Reuter verwechselt „Gremium“ mit „Versammlung“. Denn die Stadtverordnetenversammlung ist, wie der Name schon sagt, eine öffentliche Veranstaltung in einem großen Saal mit Publikum und kein Gremium wie zum Beispiel ein Ausschuss, der im Peter-Rantzau-Haus tagt. Oder eine Kommission, die um einen runden Tisch herum im Rathaus sitzt.
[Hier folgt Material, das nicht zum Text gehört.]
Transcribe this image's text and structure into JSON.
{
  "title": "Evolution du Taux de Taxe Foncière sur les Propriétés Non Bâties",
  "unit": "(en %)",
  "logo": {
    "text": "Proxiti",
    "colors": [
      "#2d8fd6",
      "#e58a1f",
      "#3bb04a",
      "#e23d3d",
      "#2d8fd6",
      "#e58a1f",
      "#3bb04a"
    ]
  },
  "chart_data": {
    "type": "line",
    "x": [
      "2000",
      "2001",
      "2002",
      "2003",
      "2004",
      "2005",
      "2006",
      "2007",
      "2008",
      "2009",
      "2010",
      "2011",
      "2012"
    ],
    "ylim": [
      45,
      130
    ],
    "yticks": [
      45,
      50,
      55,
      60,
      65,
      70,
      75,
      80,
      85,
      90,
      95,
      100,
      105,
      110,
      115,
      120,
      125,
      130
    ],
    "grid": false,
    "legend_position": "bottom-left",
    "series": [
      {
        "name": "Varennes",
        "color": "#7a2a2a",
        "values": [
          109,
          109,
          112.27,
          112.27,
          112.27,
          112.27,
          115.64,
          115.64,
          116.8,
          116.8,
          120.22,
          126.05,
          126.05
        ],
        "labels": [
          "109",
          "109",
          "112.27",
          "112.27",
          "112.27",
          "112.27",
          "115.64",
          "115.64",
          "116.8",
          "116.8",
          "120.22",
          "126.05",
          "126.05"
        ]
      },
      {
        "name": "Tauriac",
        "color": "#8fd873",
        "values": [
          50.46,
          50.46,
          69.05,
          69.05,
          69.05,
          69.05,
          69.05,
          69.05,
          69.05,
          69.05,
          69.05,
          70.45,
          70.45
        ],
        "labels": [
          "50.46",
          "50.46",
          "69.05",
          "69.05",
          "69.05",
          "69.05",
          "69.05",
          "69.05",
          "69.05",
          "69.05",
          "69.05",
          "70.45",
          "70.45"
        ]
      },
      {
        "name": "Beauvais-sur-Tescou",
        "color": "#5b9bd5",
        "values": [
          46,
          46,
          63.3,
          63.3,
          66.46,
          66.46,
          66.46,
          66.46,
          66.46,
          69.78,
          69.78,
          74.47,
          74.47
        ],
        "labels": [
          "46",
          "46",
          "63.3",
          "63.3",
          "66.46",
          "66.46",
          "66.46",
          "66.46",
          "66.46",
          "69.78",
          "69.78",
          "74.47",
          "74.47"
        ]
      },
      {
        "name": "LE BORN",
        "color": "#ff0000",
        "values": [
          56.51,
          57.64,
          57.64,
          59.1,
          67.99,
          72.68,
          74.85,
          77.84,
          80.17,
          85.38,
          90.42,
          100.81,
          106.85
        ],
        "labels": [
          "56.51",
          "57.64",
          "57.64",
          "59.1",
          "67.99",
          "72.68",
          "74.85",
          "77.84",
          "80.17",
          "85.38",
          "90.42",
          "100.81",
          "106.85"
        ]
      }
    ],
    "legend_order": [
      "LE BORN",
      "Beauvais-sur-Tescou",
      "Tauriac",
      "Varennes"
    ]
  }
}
Lichtaufnahme im alten Schilda

Und Reuter verwechselt Tonaufnahmen mit Fotoaufnahmen. Im städtischen Schriftstück schreibt er/sie von „Aufnahmen“ und verweist auf das Bundesverwaltungsgericht 85, 283. Hier aber handelt es sich tatsächlich um Tonaufnahmen und nicht um Fotoaufnahmen, was ein wesentlicher Unterschied ist. Und um Tonaufnahmen geht es in meiner Beschwerde überhaupt nicht, sondern es geht einzig und allein um Fotoaufnahmen, Herr Bürgernichtversteher.

Auch der wiederholte Hinweis auf das  Bundesverwaltungsgericht 85, 283 / OVG Lüneburg zielt ins Leere und soll wohl ganz bewusst in die Irre führen. Denn das genannte Gerichtsurteil bezieht sich wie gesagt auf: „Abwehr von Tonaufnahmen in Ratssitzungen!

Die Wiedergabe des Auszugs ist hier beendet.